The next afternoon, which was Sunday, we went, all except my brother and sister, who had what my mother called Puritan notions as to Sunday, to see royalty walk in the Tuileries gardens. The Queen was there, slowly pacing along with one of her sons on each side, and beautiful boys they were, in their rich dresses of blue velvet and white satin, with rich lace garnishings, their long fair hair on their shoulders, and their plumed hats less often on their heads than in their hands, as they gracefully acknowledged the homage that met them at each step. Perhaps I thought my Gaspard quite as beautiful, but every widow’s only son is the king of her heart; and we had so trained the boy that he did his part to perfection kneeling and kissing the hand which King Louis extended to him.
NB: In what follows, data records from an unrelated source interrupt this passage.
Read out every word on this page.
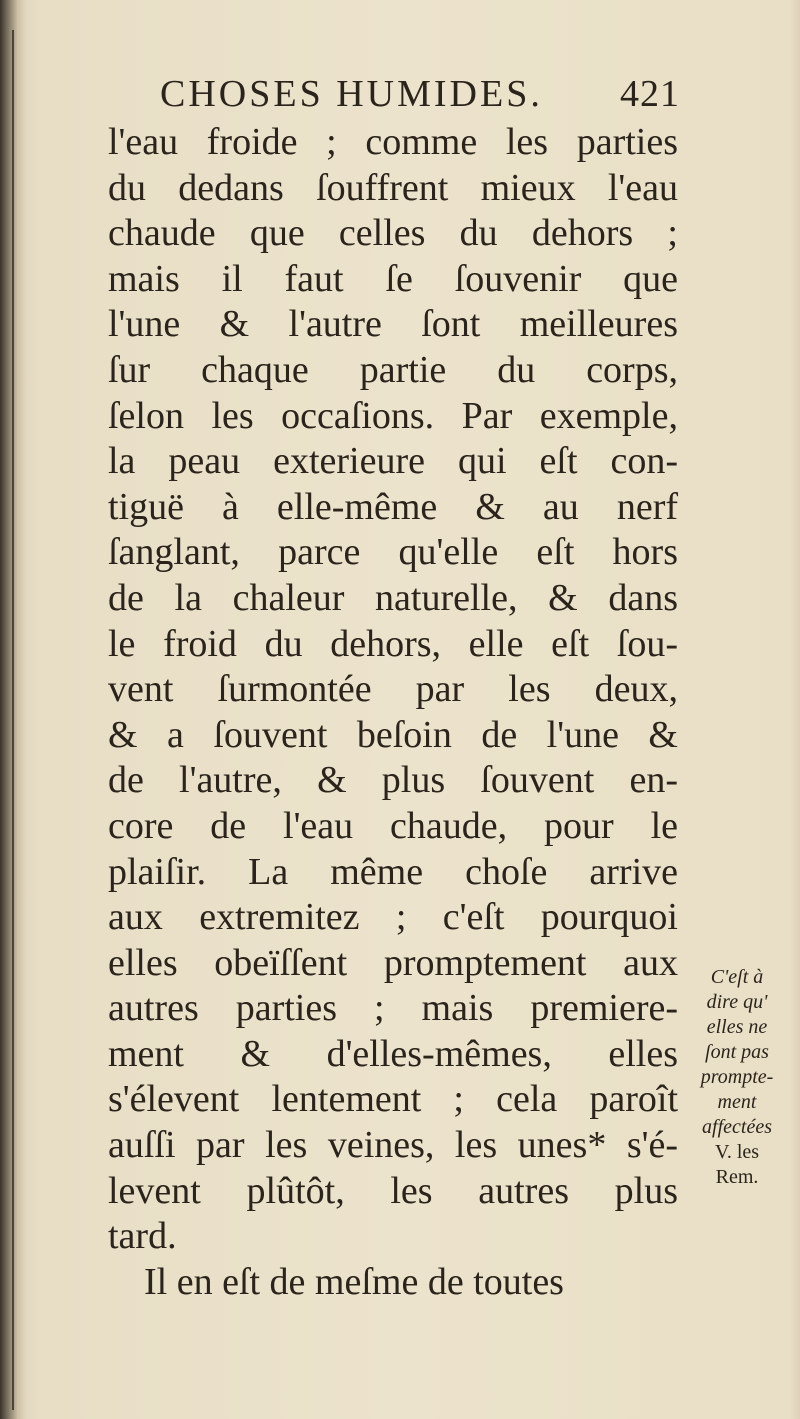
CHOSES HUMIDES. 421
l'eau froide ; comme les parties
du dedans ſouffrent mieux l'eau
chaude que celles du dehors ;
mais il faut ſe ſouvenir que
l'une & l'autre ſont meilleures
ſur chaque partie du corps,
ſelon les occaſions. Par exemple,
la peau exterieure qui eſt con-
tiguë à elle-même & au nerf
ſanglant, parce qu'elle eſt hors
de la chaleur naturelle, & dans
le froid du dehors, elle eſt ſou-
vent ſurmontée par les deux,
& a ſouvent beſoin de l'une &
de l'autre, & plus ſouvent en-
core de l'eau chaude, pour le
plaiſir. La même choſe arrive
aux extremitez ; c'eſt pourquoi
elles obeïſſent promptement aux
autres parties ; mais premiere-
ment & d'elles-mêmes, elles
s'élevent lentement ; cela paroît
auſſi par les veines, les unes* s'é-
levent plûtôt, les autres plus
tard.
Il en eſt de meſme de toutes
C'eſt à
dire qu'
elles ne
ſont pas
prompte-
ment
affectées
V. les
Rem.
Yet it had—to me who was fresh to such scenes—something of the air of a little comedy, to see such gestures of respect between the two children so splendidly dressed, and neither of them yet nine years old.
The little King did his part well, presented M. le Marquis de Nidemerle to his brother the Duke of Anjou, asked graciously whether he could ride and what games he loved best, and expressed a courteous desire that they might often meet.
My sister-in-law was also presented to the Queen, who filled her with ecstasy by making her some compliment on the services of M. la Comte d’Aubepine, and thus began our career at court. We were in favour, and my mother breathed freely.
Cavaliers in exile.
My safety and freedom being thus secure, I was asked, as mistress of the house, whether I would continue the custom my mother had begun of receiving on a Monday, chiefly for the sake of our exiled countryfolk at Paris.
It had been left in doubt, till my fate and my wishes should be known, whether the reunion should take place on the Monday or not; but all lived so simply and within so short a distance that it was very easy to make it known that Lady Walwyn and Madame de Bellaise would receive as usual.
The rule in ordinary French society was then as now, to offer only eau-sucree, sherbets, and light cakes as refreshments, but my mother told me with some disgust that it was necessary to have something more substantial on the buffet for these great Englishmen.
‘Yes,’ said Annora, ’I do believe it is often the only meal worth the name that they get in a week, unless my brother invites them to supper.’
On learning this Tryphena and I resolved that though pies were the most substantial dish at present prepared, we would do our best another time to set before them such a round of salt beef as would rejoice their appetites; and oh! the trouble we had in accomplishing it.
Meantime I submitted to be dressed as my mother wished, much indeed as I am now, except that my hair was put into little curls, and I had no cap. The Queen-Regent wore none, so why should I? Moreover, my mother said that it would not be good taste to put on any jewels among the English.